Une attaque «inacceptable»

Sur X, Emmanuel Macron a réagi dans la nuit de jeudi à vendredi. "À sa famille, à ses frères d'armes, je veux dire toute l'affection et la solidarité de la Nation. Plusieurs de nos militaires ont été blessés. La France se tient à leurs côtés et avec leurs proches", a-t-il écrit. Le chef de l'État a qualifié cette attaque d'"inacceptable", rappelant que ces forces étaient "engagées dans la lutte contre Daech depuis 2015". "Leur présence en Irak s'inscrit dans le strict cadre de la lutte contre le terrorisme. La guerre en Iran ne saurait justifier de telles attaques", a-t-il ajouté.

Dans les heures qui ont suivi, le groupe militant chiite irakien armé, pro-iranien, Ashab al-Kahf, a annoncé prendre pour cible "tous les intérêts français en Irak et dans la région" après le déploiement du porte-avions Charles de Gaulle dans le Golfe. Le groupe n'a pas directement revendiqué l'attaque, mais a exhorté les habitants à rester à au moins 500 mètres d'une base au Kurdistan irakien où se trouvent des militaires français.

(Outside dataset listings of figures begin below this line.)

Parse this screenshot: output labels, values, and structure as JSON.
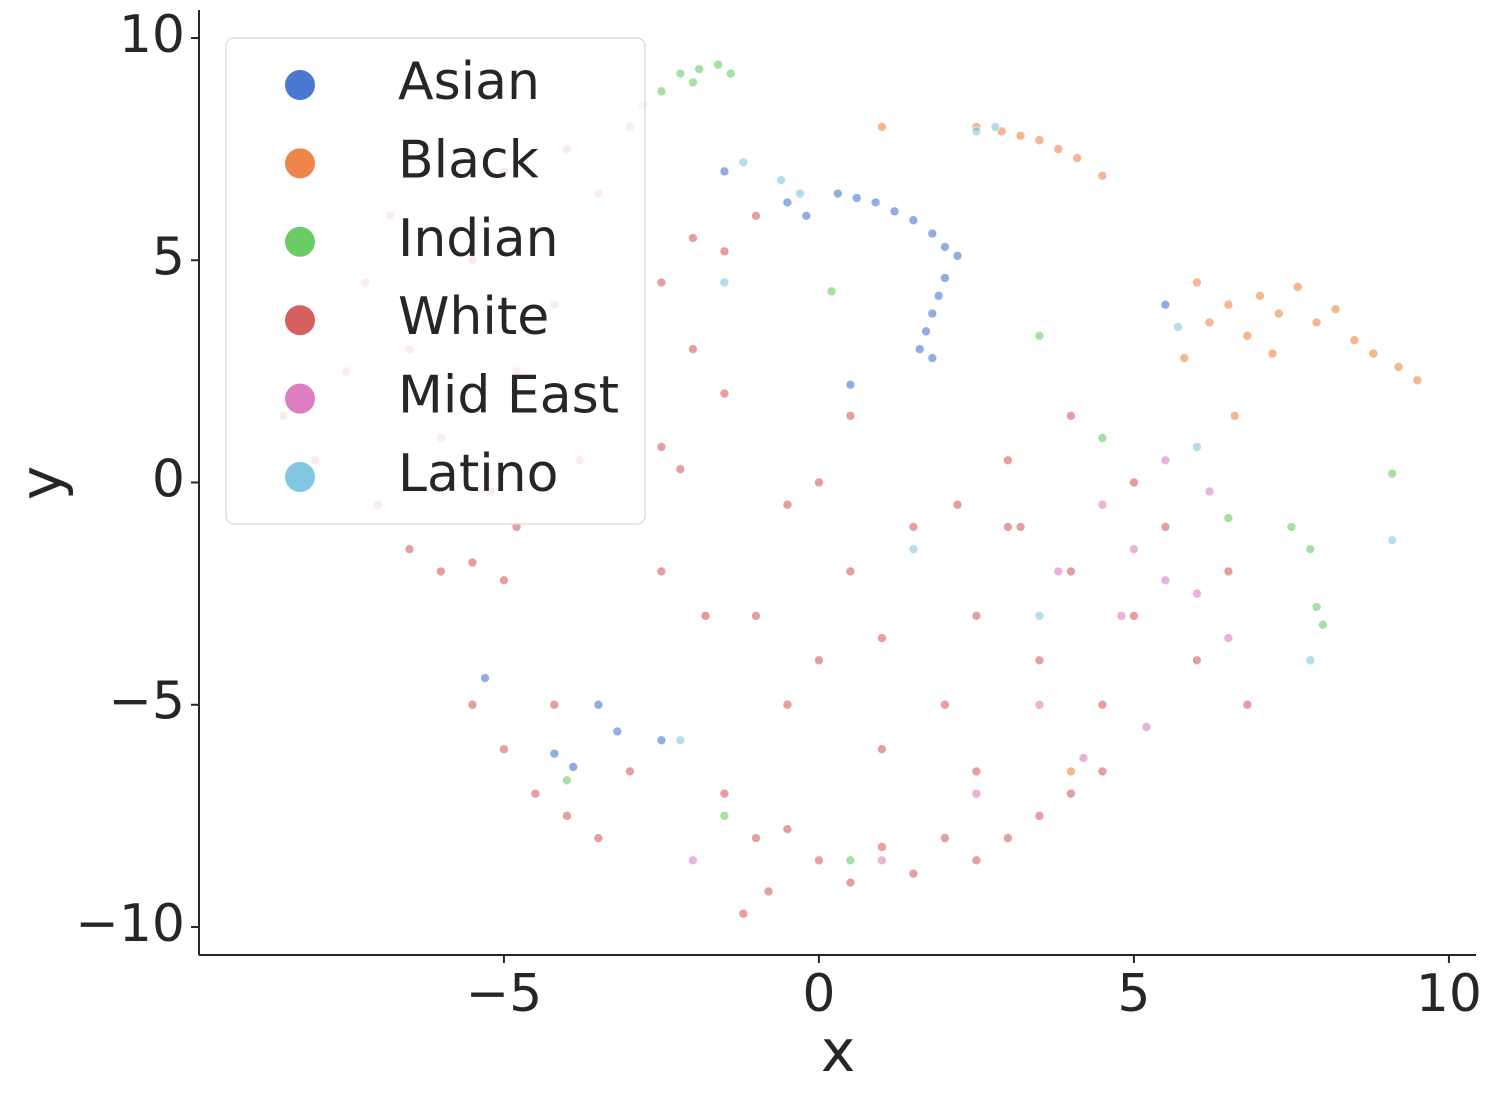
{
  "chart_data": {
    "type": "scatter",
    "x_label": "x",
    "y_label": "y",
    "xlim": [
      -9.84,
      10.43
    ],
    "ylim": [
      -10.63,
      10.63
    ],
    "xticks": [
      {
        "value": -5,
        "label": "−5"
      },
      0,
      5,
      10
    ],
    "yticks": [
      {
        "value": -10,
        "label": "−10"
      },
      {
        "value": -5,
        "label": "−5"
      },
      0,
      5,
      10
    ],
    "grid": false,
    "legend": "upper left",
    "series": [
      {
        "name": "Asian",
        "color": "#4878d0",
        "x": [
          0.3,
          0.6,
          0.9,
          1.2,
          1.5,
          1.8,
          2.0,
          2.2,
          2.0,
          1.9,
          1.8,
          1.7,
          1.6,
          1.8,
          -0.5,
          -0.2,
          0.5,
          -4.2,
          -3.9,
          -3.5,
          -3.2,
          -2.5,
          -5.3,
          5.5,
          -1.5
        ],
        "values": [
          6.5,
          6.4,
          6.3,
          6.1,
          5.9,
          5.6,
          5.3,
          5.1,
          4.6,
          4.2,
          3.8,
          3.4,
          3.0,
          2.8,
          6.3,
          6.0,
          2.2,
          -6.1,
          -6.4,
          -5.0,
          -5.6,
          -5.8,
          -4.4,
          4.0,
          7.0
        ]
      },
      {
        "name": "Black",
        "color": "#ee854a",
        "x": [
          2.5,
          2.9,
          3.2,
          3.5,
          3.8,
          4.1,
          4.5,
          6.0,
          6.5,
          7.0,
          7.3,
          7.6,
          7.9,
          8.2,
          6.8,
          7.2,
          8.5,
          8.8,
          9.2,
          9.5,
          6.2,
          5.8,
          6.6,
          1.0,
          4.0
        ],
        "values": [
          8.0,
          7.9,
          7.8,
          7.7,
          7.5,
          7.3,
          6.9,
          4.5,
          4.0,
          4.2,
          3.8,
          4.4,
          3.6,
          3.9,
          3.3,
          2.9,
          3.2,
          2.9,
          2.6,
          2.3,
          3.6,
          2.8,
          1.5,
          8.0,
          -6.5
        ]
      },
      {
        "name": "Indian",
        "color": "#6acc64",
        "x": [
          -2.2,
          -1.9,
          -1.6,
          -1.4,
          -2.0,
          -2.5,
          7.5,
          7.8,
          7.9,
          8.0,
          6.5,
          3.5,
          -4.0,
          0.5,
          4.5,
          9.1,
          0.2,
          -1.5
        ],
        "values": [
          9.2,
          9.3,
          9.4,
          9.2,
          9.0,
          8.8,
          -1.0,
          -1.5,
          -2.8,
          -3.2,
          -0.8,
          3.3,
          -6.7,
          -8.5,
          1.0,
          0.2,
          4.3,
          -7.5
        ]
      },
      {
        "name": "White",
        "color": "#d65f5f",
        "x": [
          -8.5,
          -8,
          -7.5,
          -7.2,
          -6.8,
          -6.5,
          -6,
          -5.5,
          -5,
          -4.8,
          -4.2,
          -3.5,
          -3,
          -3.8,
          -5.2,
          -7,
          -4,
          -6.5,
          -6,
          -5.5,
          -5,
          -4.8,
          -2.5,
          -2.2,
          -2.5,
          -2,
          -1.5,
          -2,
          -1.5,
          -1,
          -5.5,
          -5,
          -4.5,
          -4,
          -3.5,
          -4.2,
          -3,
          -1.5,
          -1,
          -0.5,
          0,
          0.5,
          1,
          1.5,
          2,
          2.5,
          3,
          3.5,
          4,
          4.5,
          -1,
          -0.5,
          0,
          0.5,
          1,
          1.5,
          2,
          2.5,
          3,
          3.5,
          4,
          4.5,
          5,
          5.5,
          6,
          6.5,
          6.8,
          3,
          4,
          -0.5,
          0,
          1,
          2.5,
          5,
          -1.8,
          -2.5,
          0.5,
          2.2,
          3.2,
          -0.8,
          -1.2
        ],
        "values": [
          1.5,
          0.5,
          2.5,
          4.5,
          6,
          3,
          1,
          5,
          7,
          2.5,
          4,
          6.5,
          8,
          0.5,
          -0.2,
          -0.5,
          7.5,
          -1.5,
          -2,
          -1.8,
          -2.2,
          -1,
          0.8,
          0.3,
          4.5,
          5.5,
          5.2,
          3,
          2,
          6,
          -5,
          -6,
          -7,
          -7.5,
          -8,
          -5,
          -6.5,
          -7,
          -8,
          -7.8,
          -8.5,
          -9,
          -8.2,
          -8.8,
          -8,
          -8.5,
          -8,
          -7.5,
          -7,
          -6.5,
          -3,
          -5,
          -4,
          -2,
          -3.5,
          -1,
          -5,
          -3,
          -1,
          -4,
          -2,
          -5,
          -3,
          -1,
          -4,
          -2,
          -5,
          0.5,
          1.5,
          -0.5,
          0,
          -6,
          -6.5,
          0,
          -3,
          -2,
          1.5,
          -0.5,
          -1,
          -9.2,
          -9.7
        ]
      },
      {
        "name": "Mid East",
        "color": "#dc7ec0",
        "x": [
          4.5,
          5,
          5.5,
          6,
          5.5,
          4.8,
          6.2,
          3.5,
          2.5,
          4.2,
          5.2,
          -2,
          1,
          6.5,
          3.8
        ],
        "values": [
          -0.5,
          -1.5,
          -2.2,
          -2.5,
          0.5,
          -3,
          -0.2,
          -5,
          -7,
          -6.2,
          -5.5,
          -8.5,
          -8.5,
          -3.5,
          -2
        ]
      },
      {
        "name": "Latino",
        "color": "#82c6e2",
        "x": [
          -0.6,
          -1.2,
          2.5,
          2.8,
          -2.8,
          -1.5,
          6,
          5.7,
          1.5,
          -2.2,
          7.8,
          9.1,
          -0.3,
          3.5
        ],
        "values": [
          6.8,
          7.2,
          7.9,
          8.0,
          8.5,
          4.5,
          0.8,
          3.5,
          -1.5,
          -5.8,
          -4,
          -1.3,
          6.5,
          -3
        ]
      }
    ]
  }
}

Cette attaque intervient alors que le Kurdistan irakien est régulièrement ciblé par des drones et des missiles depuis le début du conflit. La région d'Erbil fait l'objet d'attaques quasi quotidiennes. L'Italie a d'ailleurs annoncé retirer temporairement tout son personnel d'une base militaire à Erbil après une attaque de drone. Dans le cadre de la coalition internationale antijihadiste dirigée par Washington, des militaires de plusieurs pays, dont l'Italie et la France, forment au Kurdistan irakien les forces de sécurité kurdes.